All nurses have been reassigned on the regular ward where all patients, be they emergency or out-patients, are being processed.

It all started when a suspected Ebola patient (name withheld), who had been brought from the borough of New Kru Town Thursday, died Friday morning at the hospital.

Reports began filtering in that nurses at the hospital’s emergency ward and Maternity Unit had downed their working tools in protest, leaving patients unattended to.

The deceased, according to reports, showed all of the Ebola-related symptoms, including red eyes, vomiting, and/or high fever.

The nurses’ fear stemmed from the insufficient supply of the personal protective equipment (PPE), which had left them vulnerable to contracting the virus.

In a statement, however, the JFK Administration, through its communications department, said that contrary to the report, the maternity nurses were not on protest, “but rather taking precautionary measures after an alleged Ebola case was reported in the emergency section of the hospital.”

Normal working activities are currently in place, with surgeries and deliveries going on, the Management said.

The JFK, in its statement, further explained that a patient came on Thursday from New Kru Town through the emergency section of the hospital and, according to a medical practitioner assigned at that ward, the patient showed signs of the Ebola virus, and later died.

“With fear of passing on the virus, four nurses who are assigned in the emergency section immediately contacted the administration, which subsequently passed on the information to the Ebola response team at the Ministry of Health and Social Welfare (MOH/SW).
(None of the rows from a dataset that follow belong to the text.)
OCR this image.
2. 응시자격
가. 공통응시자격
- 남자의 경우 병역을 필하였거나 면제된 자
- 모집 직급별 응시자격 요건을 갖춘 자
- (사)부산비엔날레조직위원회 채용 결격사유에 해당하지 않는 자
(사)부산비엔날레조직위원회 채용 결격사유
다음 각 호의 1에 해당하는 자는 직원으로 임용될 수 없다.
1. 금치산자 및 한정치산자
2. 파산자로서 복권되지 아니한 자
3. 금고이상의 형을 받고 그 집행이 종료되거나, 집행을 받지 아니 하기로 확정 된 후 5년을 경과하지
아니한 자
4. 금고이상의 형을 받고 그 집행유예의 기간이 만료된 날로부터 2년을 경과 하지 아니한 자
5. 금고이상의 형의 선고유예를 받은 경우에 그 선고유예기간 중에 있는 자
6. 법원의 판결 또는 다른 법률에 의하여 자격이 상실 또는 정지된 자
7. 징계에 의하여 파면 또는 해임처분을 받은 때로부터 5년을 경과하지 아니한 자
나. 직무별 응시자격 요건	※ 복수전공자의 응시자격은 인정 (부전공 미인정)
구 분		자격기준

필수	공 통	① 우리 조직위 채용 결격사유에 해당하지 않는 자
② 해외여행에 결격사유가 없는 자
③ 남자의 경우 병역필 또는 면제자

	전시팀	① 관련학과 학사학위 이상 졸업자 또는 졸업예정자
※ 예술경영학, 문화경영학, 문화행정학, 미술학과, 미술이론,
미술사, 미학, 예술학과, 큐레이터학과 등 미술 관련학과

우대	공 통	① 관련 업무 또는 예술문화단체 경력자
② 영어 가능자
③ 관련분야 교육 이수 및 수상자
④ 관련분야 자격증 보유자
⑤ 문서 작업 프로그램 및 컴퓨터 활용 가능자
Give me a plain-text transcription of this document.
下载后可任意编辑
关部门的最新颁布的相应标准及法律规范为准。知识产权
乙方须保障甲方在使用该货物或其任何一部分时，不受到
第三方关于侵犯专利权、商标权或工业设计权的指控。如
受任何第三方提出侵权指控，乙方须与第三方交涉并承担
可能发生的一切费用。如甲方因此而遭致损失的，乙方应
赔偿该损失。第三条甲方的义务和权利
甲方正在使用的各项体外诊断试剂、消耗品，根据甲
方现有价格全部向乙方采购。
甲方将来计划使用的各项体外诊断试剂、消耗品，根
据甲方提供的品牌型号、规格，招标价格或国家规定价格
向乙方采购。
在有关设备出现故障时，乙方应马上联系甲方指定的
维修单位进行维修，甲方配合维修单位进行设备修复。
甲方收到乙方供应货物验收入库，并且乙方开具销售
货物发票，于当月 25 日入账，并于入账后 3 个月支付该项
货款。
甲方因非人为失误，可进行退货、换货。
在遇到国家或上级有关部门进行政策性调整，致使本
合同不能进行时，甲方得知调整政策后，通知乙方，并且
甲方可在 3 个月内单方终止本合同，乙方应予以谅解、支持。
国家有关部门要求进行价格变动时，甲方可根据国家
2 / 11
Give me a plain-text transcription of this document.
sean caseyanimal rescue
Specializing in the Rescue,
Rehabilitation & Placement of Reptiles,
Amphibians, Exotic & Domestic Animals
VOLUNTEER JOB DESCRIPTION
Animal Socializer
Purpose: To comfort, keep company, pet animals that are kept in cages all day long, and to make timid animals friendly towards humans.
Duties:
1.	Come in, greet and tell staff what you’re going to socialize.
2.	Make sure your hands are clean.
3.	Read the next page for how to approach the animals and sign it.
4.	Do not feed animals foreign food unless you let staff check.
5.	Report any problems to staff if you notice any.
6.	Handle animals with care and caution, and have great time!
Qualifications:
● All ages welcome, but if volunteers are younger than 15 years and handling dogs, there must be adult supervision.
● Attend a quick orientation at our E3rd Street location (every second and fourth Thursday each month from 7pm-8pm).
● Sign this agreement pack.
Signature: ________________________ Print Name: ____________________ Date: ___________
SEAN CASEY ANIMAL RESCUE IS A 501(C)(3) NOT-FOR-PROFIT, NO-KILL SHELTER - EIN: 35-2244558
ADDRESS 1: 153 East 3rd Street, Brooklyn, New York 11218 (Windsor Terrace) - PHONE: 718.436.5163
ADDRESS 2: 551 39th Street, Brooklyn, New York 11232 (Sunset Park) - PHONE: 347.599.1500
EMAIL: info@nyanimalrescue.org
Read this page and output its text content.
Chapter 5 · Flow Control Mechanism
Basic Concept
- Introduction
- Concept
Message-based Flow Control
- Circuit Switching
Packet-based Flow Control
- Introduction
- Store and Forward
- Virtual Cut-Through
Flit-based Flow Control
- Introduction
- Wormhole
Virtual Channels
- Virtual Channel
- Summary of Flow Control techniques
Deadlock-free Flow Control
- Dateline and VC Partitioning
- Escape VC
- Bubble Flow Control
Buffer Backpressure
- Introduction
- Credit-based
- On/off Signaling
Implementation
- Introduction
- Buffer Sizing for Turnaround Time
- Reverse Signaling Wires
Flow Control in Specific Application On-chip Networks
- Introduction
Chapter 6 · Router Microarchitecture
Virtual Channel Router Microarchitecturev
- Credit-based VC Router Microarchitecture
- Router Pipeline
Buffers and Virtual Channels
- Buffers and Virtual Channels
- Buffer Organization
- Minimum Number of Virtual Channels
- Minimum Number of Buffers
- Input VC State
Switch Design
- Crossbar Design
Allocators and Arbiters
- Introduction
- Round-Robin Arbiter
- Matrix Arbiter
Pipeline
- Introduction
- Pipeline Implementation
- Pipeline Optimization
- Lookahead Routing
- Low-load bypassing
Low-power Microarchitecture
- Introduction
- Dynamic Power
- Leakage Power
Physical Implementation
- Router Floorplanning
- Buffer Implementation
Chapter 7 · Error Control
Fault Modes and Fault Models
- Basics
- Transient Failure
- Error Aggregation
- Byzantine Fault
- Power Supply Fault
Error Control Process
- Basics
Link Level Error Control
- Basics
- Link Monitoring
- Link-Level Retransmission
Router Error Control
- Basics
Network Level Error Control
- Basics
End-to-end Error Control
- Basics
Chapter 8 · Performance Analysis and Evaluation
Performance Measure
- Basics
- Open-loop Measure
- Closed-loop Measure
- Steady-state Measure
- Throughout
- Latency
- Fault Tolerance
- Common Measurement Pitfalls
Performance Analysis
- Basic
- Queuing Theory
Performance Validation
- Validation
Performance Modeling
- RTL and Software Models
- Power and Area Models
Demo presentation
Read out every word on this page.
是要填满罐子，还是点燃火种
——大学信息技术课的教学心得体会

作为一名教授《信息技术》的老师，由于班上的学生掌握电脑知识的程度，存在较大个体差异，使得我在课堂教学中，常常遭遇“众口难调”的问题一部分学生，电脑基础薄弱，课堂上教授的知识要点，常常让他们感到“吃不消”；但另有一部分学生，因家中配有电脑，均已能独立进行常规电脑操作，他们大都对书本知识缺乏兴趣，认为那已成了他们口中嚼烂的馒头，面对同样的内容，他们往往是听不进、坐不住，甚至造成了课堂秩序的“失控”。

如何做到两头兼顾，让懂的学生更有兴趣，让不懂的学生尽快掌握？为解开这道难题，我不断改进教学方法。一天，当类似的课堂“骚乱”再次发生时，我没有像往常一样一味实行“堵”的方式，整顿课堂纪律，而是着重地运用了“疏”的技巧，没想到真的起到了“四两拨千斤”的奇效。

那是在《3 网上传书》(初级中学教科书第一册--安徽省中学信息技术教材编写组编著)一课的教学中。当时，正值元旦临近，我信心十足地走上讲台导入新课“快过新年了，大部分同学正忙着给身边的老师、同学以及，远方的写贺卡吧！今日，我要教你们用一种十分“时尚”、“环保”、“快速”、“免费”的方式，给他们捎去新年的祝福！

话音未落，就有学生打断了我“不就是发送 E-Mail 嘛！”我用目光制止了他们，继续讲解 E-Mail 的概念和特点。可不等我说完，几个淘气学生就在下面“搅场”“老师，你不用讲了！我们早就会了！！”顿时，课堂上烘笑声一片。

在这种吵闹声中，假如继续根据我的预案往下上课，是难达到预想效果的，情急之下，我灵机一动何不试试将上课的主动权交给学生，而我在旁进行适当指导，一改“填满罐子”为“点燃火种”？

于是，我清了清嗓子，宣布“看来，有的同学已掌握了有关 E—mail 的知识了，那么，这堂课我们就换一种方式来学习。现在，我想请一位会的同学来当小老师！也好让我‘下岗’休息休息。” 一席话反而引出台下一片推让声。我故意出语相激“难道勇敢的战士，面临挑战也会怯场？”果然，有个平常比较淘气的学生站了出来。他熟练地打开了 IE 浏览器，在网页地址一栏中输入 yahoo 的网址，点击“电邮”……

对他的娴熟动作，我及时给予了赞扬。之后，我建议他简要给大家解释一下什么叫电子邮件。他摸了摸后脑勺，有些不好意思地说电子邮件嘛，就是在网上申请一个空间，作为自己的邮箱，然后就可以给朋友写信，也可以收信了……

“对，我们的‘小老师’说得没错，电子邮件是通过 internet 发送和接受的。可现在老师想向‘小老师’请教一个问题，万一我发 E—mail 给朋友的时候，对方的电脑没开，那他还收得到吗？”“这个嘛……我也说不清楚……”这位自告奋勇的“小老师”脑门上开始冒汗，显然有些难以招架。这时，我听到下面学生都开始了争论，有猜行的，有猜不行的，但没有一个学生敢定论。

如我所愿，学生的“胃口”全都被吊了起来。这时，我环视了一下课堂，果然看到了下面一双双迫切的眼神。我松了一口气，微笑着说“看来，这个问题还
Said response team responded in time to the situation,” the statement said.

Up to Friday and throughout the weekend, JFK said, the MOH/SW was in the process of taking specimens of the expired patient for laboratory analysis to confirm whether or not the patient died of the virus.

Management, however, emphasized that the Maternity Unit is up and running, and there was no need to panic as the situation was under control.

Meanwhile, as the emergency remains closed, the JFK Administration has noted the concerns of the nurses assigned there, and says it is doing all it can to ensure that the dead patient is removed for burial.

In a related development, members of the National Health Workers Association of Liberia (NAHWAL) over the weekend held a Memorial Service in loving memory of their colleagues who lost their lives in recent months to Ebola, while serving humanity.

Two nurses died in April this year from the Foyah-Boma Hospital in Lofa County, while others died at various locations in and around Monrovia.